Will we also be “misdiagnosed” if we get NPH when we’re elderly? It’s most common in the elderly, you know. Somewhere I read that 5% of people in nursing homes who have NPH were assumed to be exhibiting the symptoms because they were old. Because Dad is 87 years old, it was assumed by many that his problems were because of his age. Why bother to look any further if the patient is 87 years old. Right?

What are we supposed to do if we get stuck in a nursing home because we’re old and senile, not to mention relegated to sauce-free boneless, skinless chicken breasts for an entrée and sugar-free gelatin for dessert because we have diabetes? (Not that there’s anything wrong with boneless, skinless chicken breasts or sugar-free gelatin.) Kick and fight and yell for a test for NPH?

Right. Like anybody will listen to an incontinent, doddering, demented old fart. Maybe we’ll merely be sedated, just as Dad was when he got upset when a couple members of my family began to talk about putting him in a nursing home? In front of Dad, as though he weren’t there. Or couldn’t hear them.

At least when we “only” have diabetes, we have the “right” to ‘splain; to complain. And if the person won’t listen to us, we can leave. Maybe. I’m already getting tense, thinking about my upcoming surgery on June 27 to (finally!) get that #$*& gi-normous stone out of my kidney! Oh, I’m not getting tense about the surgery: I’m getting tense about being treated like a know-nothing Type 2 “diabetic” (I abhor that word) instead of a human being with a brain.

On a hopeful note, however, when I met with the surgery scheduler and sighed that I never seem to get into a hospital where my endocrinologist has privileges, she wrote down his name. And when the nurse called with pre-op instructions, she had Doc’s name in front of her. She could even pronounce it. Turns out she knows him. So there’s hope.

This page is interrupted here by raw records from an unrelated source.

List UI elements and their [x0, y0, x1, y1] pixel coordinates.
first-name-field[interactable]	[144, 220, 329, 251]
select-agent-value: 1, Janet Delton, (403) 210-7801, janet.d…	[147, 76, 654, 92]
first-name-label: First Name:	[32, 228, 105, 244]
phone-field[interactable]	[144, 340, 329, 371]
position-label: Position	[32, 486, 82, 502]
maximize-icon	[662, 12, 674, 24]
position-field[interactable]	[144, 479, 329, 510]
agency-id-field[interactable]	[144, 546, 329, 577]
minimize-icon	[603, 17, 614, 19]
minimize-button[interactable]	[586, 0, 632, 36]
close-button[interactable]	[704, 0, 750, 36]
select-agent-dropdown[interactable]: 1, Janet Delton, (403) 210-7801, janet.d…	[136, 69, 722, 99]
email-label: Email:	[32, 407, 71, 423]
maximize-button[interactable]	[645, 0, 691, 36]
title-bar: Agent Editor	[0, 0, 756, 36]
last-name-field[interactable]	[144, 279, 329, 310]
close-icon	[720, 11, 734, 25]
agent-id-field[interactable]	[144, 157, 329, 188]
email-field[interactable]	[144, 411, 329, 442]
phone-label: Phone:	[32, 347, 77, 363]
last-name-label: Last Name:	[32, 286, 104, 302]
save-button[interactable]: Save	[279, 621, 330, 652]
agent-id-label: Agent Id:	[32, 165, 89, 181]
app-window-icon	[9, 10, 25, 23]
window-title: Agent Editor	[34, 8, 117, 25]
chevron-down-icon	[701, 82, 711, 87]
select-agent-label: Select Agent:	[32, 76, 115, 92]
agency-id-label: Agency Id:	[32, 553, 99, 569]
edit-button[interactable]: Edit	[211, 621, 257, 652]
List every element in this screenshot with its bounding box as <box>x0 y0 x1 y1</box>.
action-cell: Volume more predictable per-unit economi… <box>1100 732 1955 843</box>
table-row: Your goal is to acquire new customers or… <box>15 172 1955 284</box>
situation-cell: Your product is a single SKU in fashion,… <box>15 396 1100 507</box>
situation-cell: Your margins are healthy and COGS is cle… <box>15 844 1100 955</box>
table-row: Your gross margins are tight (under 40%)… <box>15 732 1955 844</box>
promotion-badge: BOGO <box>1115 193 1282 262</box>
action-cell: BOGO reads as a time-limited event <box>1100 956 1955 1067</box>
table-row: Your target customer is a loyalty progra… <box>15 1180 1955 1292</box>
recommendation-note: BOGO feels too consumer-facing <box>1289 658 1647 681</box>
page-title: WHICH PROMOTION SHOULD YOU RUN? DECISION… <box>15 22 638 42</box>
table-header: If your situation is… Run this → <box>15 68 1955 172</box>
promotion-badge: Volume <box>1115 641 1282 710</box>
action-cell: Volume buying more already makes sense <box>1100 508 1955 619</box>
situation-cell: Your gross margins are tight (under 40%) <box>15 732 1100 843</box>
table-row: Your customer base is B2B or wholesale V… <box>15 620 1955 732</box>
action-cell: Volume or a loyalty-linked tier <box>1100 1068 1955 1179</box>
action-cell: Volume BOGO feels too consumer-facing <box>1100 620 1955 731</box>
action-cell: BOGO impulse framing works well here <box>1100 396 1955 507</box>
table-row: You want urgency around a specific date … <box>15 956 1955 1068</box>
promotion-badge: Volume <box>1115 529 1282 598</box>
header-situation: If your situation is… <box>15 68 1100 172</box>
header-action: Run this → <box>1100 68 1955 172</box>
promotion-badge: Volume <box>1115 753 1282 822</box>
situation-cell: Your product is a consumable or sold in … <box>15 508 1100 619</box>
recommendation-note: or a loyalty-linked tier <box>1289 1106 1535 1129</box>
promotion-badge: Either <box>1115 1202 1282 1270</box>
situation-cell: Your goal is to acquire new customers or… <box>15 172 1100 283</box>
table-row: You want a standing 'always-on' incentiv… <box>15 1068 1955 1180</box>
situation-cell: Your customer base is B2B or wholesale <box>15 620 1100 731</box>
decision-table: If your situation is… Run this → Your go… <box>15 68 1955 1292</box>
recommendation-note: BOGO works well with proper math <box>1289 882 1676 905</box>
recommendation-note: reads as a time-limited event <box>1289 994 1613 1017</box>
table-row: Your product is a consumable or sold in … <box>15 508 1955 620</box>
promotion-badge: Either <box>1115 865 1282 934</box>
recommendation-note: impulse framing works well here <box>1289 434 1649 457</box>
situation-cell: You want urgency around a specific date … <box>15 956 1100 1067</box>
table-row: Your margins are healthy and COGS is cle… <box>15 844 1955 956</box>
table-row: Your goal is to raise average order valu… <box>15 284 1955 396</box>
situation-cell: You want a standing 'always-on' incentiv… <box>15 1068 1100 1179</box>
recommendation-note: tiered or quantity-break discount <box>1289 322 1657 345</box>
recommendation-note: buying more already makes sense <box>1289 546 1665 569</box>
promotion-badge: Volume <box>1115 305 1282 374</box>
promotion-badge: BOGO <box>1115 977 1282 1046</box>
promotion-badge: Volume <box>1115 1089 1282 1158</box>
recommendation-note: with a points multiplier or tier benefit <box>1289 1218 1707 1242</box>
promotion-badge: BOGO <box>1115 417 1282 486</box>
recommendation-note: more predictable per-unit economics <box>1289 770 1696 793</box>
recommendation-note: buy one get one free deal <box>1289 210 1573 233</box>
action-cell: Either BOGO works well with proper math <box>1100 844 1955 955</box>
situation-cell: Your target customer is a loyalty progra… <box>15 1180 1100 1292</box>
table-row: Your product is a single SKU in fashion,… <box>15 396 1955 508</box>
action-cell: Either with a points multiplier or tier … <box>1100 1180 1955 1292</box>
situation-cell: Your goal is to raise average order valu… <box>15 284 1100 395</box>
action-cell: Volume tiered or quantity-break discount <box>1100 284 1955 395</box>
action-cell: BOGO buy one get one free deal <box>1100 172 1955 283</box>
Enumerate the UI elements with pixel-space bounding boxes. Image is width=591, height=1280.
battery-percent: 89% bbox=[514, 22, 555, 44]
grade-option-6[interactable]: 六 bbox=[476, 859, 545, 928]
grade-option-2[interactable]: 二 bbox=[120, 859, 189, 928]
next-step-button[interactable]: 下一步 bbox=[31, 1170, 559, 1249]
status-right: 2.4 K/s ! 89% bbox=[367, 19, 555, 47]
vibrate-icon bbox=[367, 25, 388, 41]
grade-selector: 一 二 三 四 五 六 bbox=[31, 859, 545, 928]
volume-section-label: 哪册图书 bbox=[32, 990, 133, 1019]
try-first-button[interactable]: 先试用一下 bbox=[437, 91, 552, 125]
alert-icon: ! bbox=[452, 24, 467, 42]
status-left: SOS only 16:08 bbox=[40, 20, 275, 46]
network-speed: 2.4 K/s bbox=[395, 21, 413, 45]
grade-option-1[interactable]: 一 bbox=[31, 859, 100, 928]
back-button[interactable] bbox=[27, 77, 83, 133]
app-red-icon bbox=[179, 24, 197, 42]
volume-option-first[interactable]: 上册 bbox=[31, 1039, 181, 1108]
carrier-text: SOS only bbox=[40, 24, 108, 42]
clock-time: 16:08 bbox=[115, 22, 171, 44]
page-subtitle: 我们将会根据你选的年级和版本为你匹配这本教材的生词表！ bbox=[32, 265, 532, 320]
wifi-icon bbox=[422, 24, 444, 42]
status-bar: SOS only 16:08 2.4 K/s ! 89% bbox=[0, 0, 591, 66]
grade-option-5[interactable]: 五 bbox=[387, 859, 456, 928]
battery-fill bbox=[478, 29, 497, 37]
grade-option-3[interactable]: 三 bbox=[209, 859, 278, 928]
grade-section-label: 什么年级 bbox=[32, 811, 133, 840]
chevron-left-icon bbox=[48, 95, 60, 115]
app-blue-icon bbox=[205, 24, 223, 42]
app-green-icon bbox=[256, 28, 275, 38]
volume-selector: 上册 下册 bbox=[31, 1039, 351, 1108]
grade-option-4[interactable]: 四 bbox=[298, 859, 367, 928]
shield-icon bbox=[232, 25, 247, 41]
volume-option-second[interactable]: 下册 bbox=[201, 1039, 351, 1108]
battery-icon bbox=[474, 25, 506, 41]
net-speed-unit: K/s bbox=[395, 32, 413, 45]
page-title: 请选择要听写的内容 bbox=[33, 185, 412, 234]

And hope for Dad, too. I’m looking forward to (knock wood) seeing him late next month, along with my brother and sister-in-law. My husband and I rented a cabin in the Great Smokey Mountains that’s about halfway between our home in Indiana and theirs in South Carolina to kick back in for a few days. Dad should be much better by then. When I originally had mentioned meeting in the middle, as it were, it was feared Dad would be unable to make the trip.

But, as I said, he’s doing better cognitively and physical therapy should have him more mobile by then. I’m helping, too: I baked and sent him a batch of his favorite cookies. It should help with hand-to-mouth coordination.

And to think many of his problems were primarily due to a bit of excess fluid in the wrong place. Gives new meaning to the phrase “brain drain,” doesn’t it?